Berlin : Mit dem Küchenmesser im Bus

Prozess um tödlichen Stich: Oliver B. fuhr ziellos durch die Stadt, als in Rudow ein Oberschüler zustieg Die 18-Jährigen gerieten in einen Streit. Jan R. bezahlte ihn mit dem Leben

Jörn Hasselmann

Messer machen Mörder – das ist eine Erfahrung, von der Kriminalisten oft berichten. Und es war der 19. Dezember 2005, als sie erneut Bestätigung fand. An diesem Abend war der 18-jährige Oliver B. in Rudow in einen Bus gestiegen und hatte dort den gleichaltrigen Oberschüler Jan R. getroffen. Nach einem kurzen Streit stach Oliver B. zu und tötete den jungen Mann. Der Angreifer hatte ein Küchenmesser in der Jacke verborgen – einen Grund dafür hatte er der Mordkommission nicht nennen können. Heute beginnt der Prozess gegen Oliver B. Die Staatsanwaltschaft wirft dem Arbeitslosen Totschlag vor. Noch ist offen, ob die Öffentlichkeit ausgeschlossen wird.

Oliver B. war bereits zwei Tage nach der Tat festgenommen worden, eine Bekannte des jungen Mannes hatte den Ermittlern einen Tipp gegeben. B. ist seit seinem 15. Lebensjahr der Polizei bekannt, im Sommer 2004 war er wegen Raubes verurteilt worden. Drei Wochen vor dem tödlichen Messerstich hatte ihm die Staatsanwaltschaft eine weitere Anklage wegen schweren Raubes nach Hause geschickt.

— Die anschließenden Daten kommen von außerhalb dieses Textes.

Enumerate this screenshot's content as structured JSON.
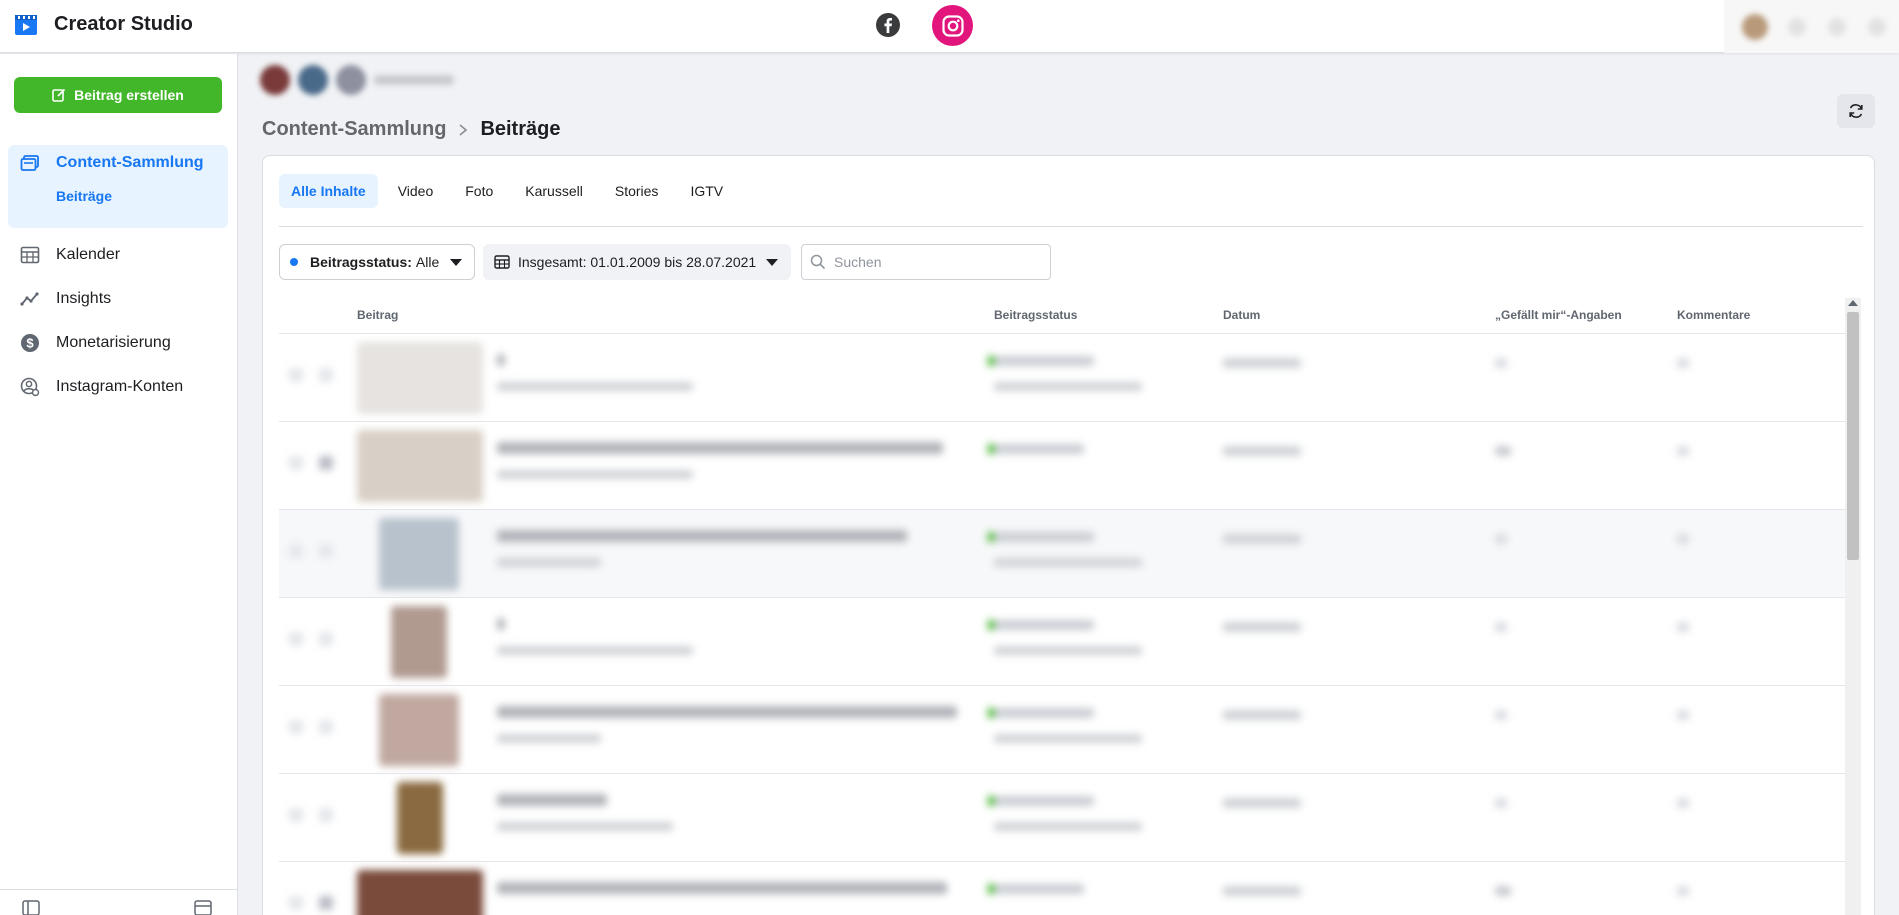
{
  "app": {
    "title": "Creator Studio"
  },
  "sidebar": {
    "create_label": "Beitrag erstellen",
    "nav": [
      {
        "label": "Content-Sammlung",
        "icon": "content-library-icon",
        "active": true
      },
      {
        "label": "Kalender",
        "icon": "calendar-icon"
      },
      {
        "label": "Insights",
        "icon": "insights-icon"
      },
      {
        "label": "Monetarisierung",
        "icon": "dollar-icon"
      },
      {
        "label": "Instagram-Konten",
        "icon": "account-settings-icon"
      }
    ],
    "sub_item": "Beiträge"
  },
  "breadcrumb": {
    "parent": "Content-Sammlung",
    "current": "Beiträge"
  },
  "tabs": [
    "Alle Inhalte",
    "Video",
    "Foto",
    "Karussell",
    "Stories",
    "IGTV"
  ],
  "filters": {
    "status_label": "Beitragsstatus:",
    "status_value": "Alle",
    "date_range": "Insgesamt: 01.01.2009 bis 28.07.2021",
    "search_placeholder": "Suchen"
  },
  "table": {
    "columns": [
      "Beitrag",
      "Beitragsstatus",
      "Datum",
      "„Gefällt mir“-Angaben",
      "Kommentare"
    ]
  },
  "colors": {
    "accent": "#1877f2",
    "create_button": "#42b72a",
    "instagram": "#e1157c"
  }
}
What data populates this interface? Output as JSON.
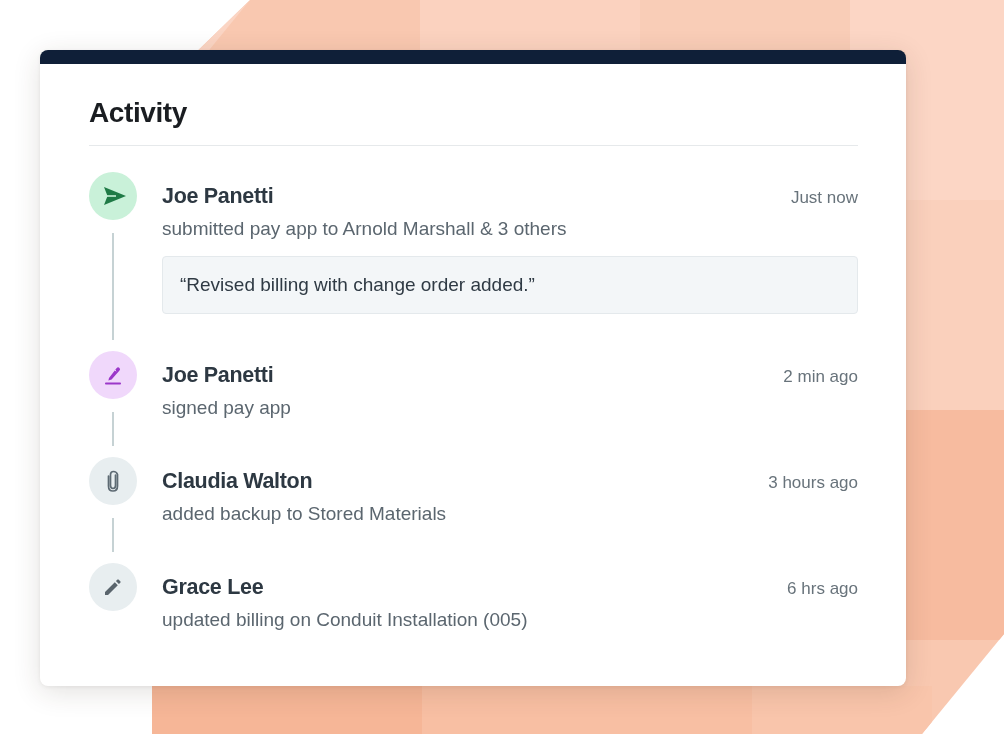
{
  "panel": {
    "title": "Activity"
  },
  "activities": [
    {
      "kind": "send",
      "name": "Joe Panetti",
      "time": "Just now",
      "action": "submitted pay app to Arnold Marshall & 3 others",
      "note": "“Revised billing with change order added.”"
    },
    {
      "kind": "sign",
      "name": "Joe Panetti",
      "time": "2 min ago",
      "action": "signed pay app"
    },
    {
      "kind": "attach",
      "name": "Claudia Walton",
      "time": "3 hours ago",
      "action": "added backup to Stored Materials"
    },
    {
      "kind": "edit",
      "name": "Grace Lee",
      "time": "6 hrs ago",
      "action": "updated billing on Conduit Installation (005)"
    }
  ]
}
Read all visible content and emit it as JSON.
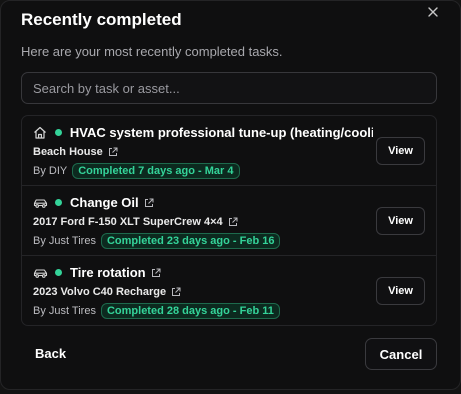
{
  "dialog": {
    "title": "Recently completed",
    "subtitle": "Here are your most recently completed tasks.",
    "close_icon": "close-icon"
  },
  "search": {
    "placeholder": "Search by task or asset...",
    "value": ""
  },
  "tasks": [
    {
      "category_icon": "home-icon",
      "title": "HVAC system professional tune-up (heating/cooli",
      "asset": "Beach House",
      "by": "By DIY",
      "status": "Completed 7 days ago - Mar 4",
      "action": "View"
    },
    {
      "category_icon": "car-icon",
      "title": "Change Oil",
      "asset": "2017 Ford F-150 XLT SuperCrew 4×4",
      "by": "By Just Tires",
      "status": "Completed 23 days ago - Feb 16",
      "action": "View"
    },
    {
      "category_icon": "car-icon",
      "title": "Tire rotation",
      "asset": "2023 Volvo C40 Recharge",
      "by": "By Just Tires",
      "status": "Completed 28 days ago - Feb 11",
      "action": "View"
    }
  ],
  "footer": {
    "back_label": "Back",
    "cancel_label": "Cancel"
  },
  "colors": {
    "background": "#0f0f10",
    "accent_green": "#34d399",
    "badge_bg": "#0c2a1f",
    "border": "#242427"
  }
}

Es hatte sich viel Frust in Oliver B. angestaut. An jenem verhängnisvollen Abend war er mit ein paar Flaschen Bier und dem Messer ziellos in der Stadt unterwegs. Um 20.39 Uhr, so hat es die Mordkommission rekonstruiert, stieg B. mit zwei Freunden in Rudow in den 167er Bus Richtung Köpenick. Um 20.43 Uhr betritt das spätere Opfer Jan R. mit seiner Freundin Sarah den Bus. Ein Kumpel von B. machte die junge Frau an, doch Jan verbat sich das. Oliver B . mischte sich erst Sekunden vor dem Aussteigen am S-Bahnhof Spindlersfeld ein. Nach einem kurzen Wortwechsel mit Jan rammte er dem Oberschüler das Messer einmal tief in die Brust. Die drei Jugendlichen flüchteten daraufhin, das Messer warf B. weg. Es wird später gefunden. Im Bus bekommt Sarah derweil schnell mit, dass ihr Freund schwer verletzt ist, ein Fahrgast informiert den Busfahrer, der sofort Hilfe holt. Doch Jan R. stirbt.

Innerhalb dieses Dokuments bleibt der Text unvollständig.